According to the TPB, ATT can influence behavior intention. In this study, ATT was 1.50, which was similar to or higher than those in previous studies [8, 19]. Also, model 1 and model 3 used to examine the interaction of ethical nursing competence with PBC and SN found that more positive ATT was associated with a higher intention to care. In studies exploring the experience of caring for patients with COVID-19, nurses report feeling supported, recognized, respected, and proud by those around them and the public, which has led to a greater sense of mission and pride [1, 32,33,34,35]. A systematic review of qualitative studies on nurses’ experiences working in acute care hospitals during the respiratory pandemic [36] has found that nurses are willing to work together because they experience a sense of professional camaraderie, caring for and protecting their colleagues by sharing tasks. It can be inferred that the support, respect, recognition, and professional camaraderie that society has shown for nurses since the pandemic have led to an attitude that caring for COVID-19 patients is a worthwhile endeavor, which might have increased their intention to care. However, in this study, ethical nursing competencies did not have a significant moderating effect on the relationship between ATT and intentions to care, i.e., ATT influenced intentions to care regardless of the level of ethical nursing competencies. Thus, to increase intentions to care for COVID-19 patients, it is necessary for society to recognize and appreciate nurses’ contributions [23] as well as for nurses themselves to value their behaviors through supportive words from nursing managers [37] and financial rewards [9, 37].

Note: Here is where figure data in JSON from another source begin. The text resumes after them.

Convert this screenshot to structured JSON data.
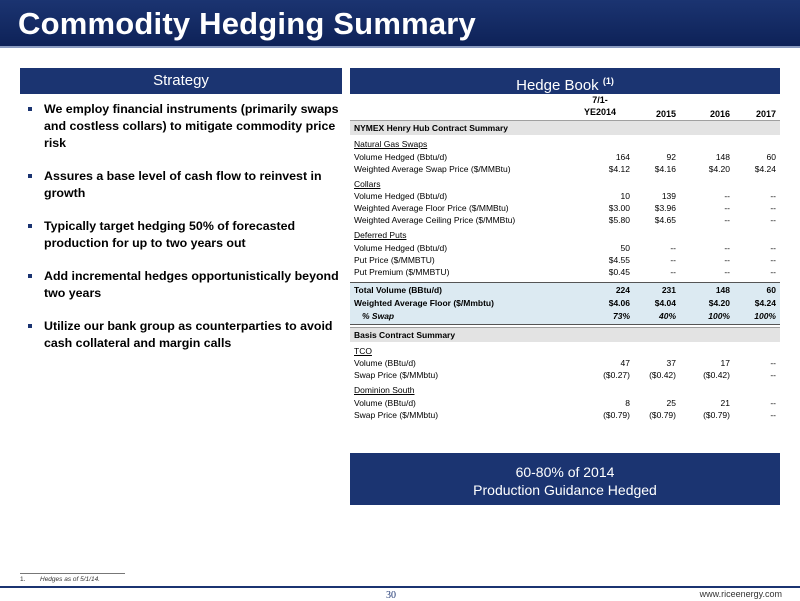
{
  "title": "Commodity Hedging Summary",
  "strategy": {
    "heading": "Strategy",
    "bullets": [
      "We employ financial instruments (primarily swaps and costless collars) to mitigate commodity price risk",
      "Assures a base level of cash flow to reinvest in growth",
      "Typically target hedging 50% of forecasted production for up to two years out",
      "Add incremental hedges opportunistically beyond two years",
      "Utilize our bank group as counterparties to avoid cash collateral and margin calls"
    ]
  },
  "hedge_book": {
    "heading": "Hedge Book",
    "footnote_ref": "(1)",
    "columns": [
      "7/1-YE2014",
      "2015",
      "2016",
      "2017"
    ],
    "columns_display": {
      "c1a": "7/1-",
      "c1b": "YE2014"
    },
    "nymex_section": "NYMEX Henry Hub Contract Summary",
    "swaps": {
      "title": "Natural Gas Swaps",
      "volume_label": "Volume Hedged (Bbtu/d)",
      "volume": [
        "164",
        "92",
        "148",
        "60"
      ],
      "price_label": "Weighted Average Swap Price ($/MMBtu)",
      "price": [
        "$4.12",
        "$4.16",
        "$4.20",
        "$4.24"
      ]
    },
    "collars": {
      "title": "Collars",
      "volume_label": "Volume Hedged (Bbtu/d)",
      "volume": [
        "10",
        "139",
        "--",
        "--"
      ],
      "floor_label": "Weighted Average Floor Price ($/MMBtu)",
      "floor": [
        "$3.00",
        "$3.96",
        "--",
        "--"
      ],
      "ceiling_label": "Weighted Average Ceiling Price ($/MMBtu)",
      "ceiling": [
        "$5.80",
        "$4.65",
        "--",
        "--"
      ]
    },
    "puts": {
      "title": "Deferred Puts",
      "volume_label": "Volume Hedged (Bbtu/d)",
      "volume": [
        "50",
        "--",
        "--",
        "--"
      ],
      "price_label": "Put Price ($/MMBTU)",
      "price": [
        "$4.55",
        "--",
        "--",
        "--"
      ],
      "premium_label": "Put Premium ($/MMBTU)",
      "premium": [
        "$0.45",
        "--",
        "--",
        "--"
      ]
    },
    "totals": {
      "volume_label": "Total Volume (BBtu/d)",
      "volume": [
        "224",
        "231",
        "148",
        "60"
      ],
      "floor_label": "Weighted Average Floor ($/Mmbtu)",
      "floor": [
        "$4.06",
        "$4.04",
        "$4.20",
        "$4.24"
      ],
      "swap_label": "% Swap",
      "swap": [
        "73%",
        "40%",
        "100%",
        "100%"
      ]
    },
    "basis_section": "Basis Contract Summary",
    "tco": {
      "title": "TCO",
      "volume_label": "Volume (BBtu/d)",
      "volume": [
        "47",
        "37",
        "17",
        "--"
      ],
      "price_label": "Swap Price ($/MMbtu)",
      "price": [
        "($0.27)",
        "($0.42)",
        "($0.42)",
        "--"
      ]
    },
    "dominion": {
      "title": "Dominion South",
      "volume_label": "Volume (BBtu/d)",
      "volume": [
        "8",
        "25",
        "21",
        "--"
      ],
      "price_label": "Swap Price ($/MMbtu)",
      "price": [
        "($0.79)",
        "($0.79)",
        "($0.79)",
        "--"
      ]
    }
  },
  "callout": {
    "line1": "60-80% of 2014",
    "line2": "Production Guidance Hedged"
  },
  "footnote": {
    "num": "1.",
    "text": "Hedges as of 5/1/14."
  },
  "page_number": "30",
  "website": "www.riceenergy.com",
  "colors": {
    "navy": "#1b3471",
    "total_band": "#dceaf2",
    "section_band": "#e3e3e3"
  }
}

Because this study included nurses working in infectious disease hospitals, it is important to be cautious when applying findings of this study to nurses who are not caring for patients with COVID-19 or have never cared for patients with COVID-19. In addition, this study used a convenience sample from three hospitals. Thus, caution should be exercised in generalizing results.

Conclusions

This study extended the TPB to include ethical nursing competence as a moderating variable to explain nurses’ intention to care for COVID-19 patients in an infectious disease hospital. Nurses’ intention to care for COVID-19 patients was high. Ethical nursing competence had a significant moderating effect on the relationship between PBC and intention to care: the higher the level of ethical nursing competence, the greater the effect of PBC on intention to care. Based on findings of this study, it is necessary to explore various ways to enhance ethical nursing competence for nurses on the frontline of the emerging infectious disease pandemic.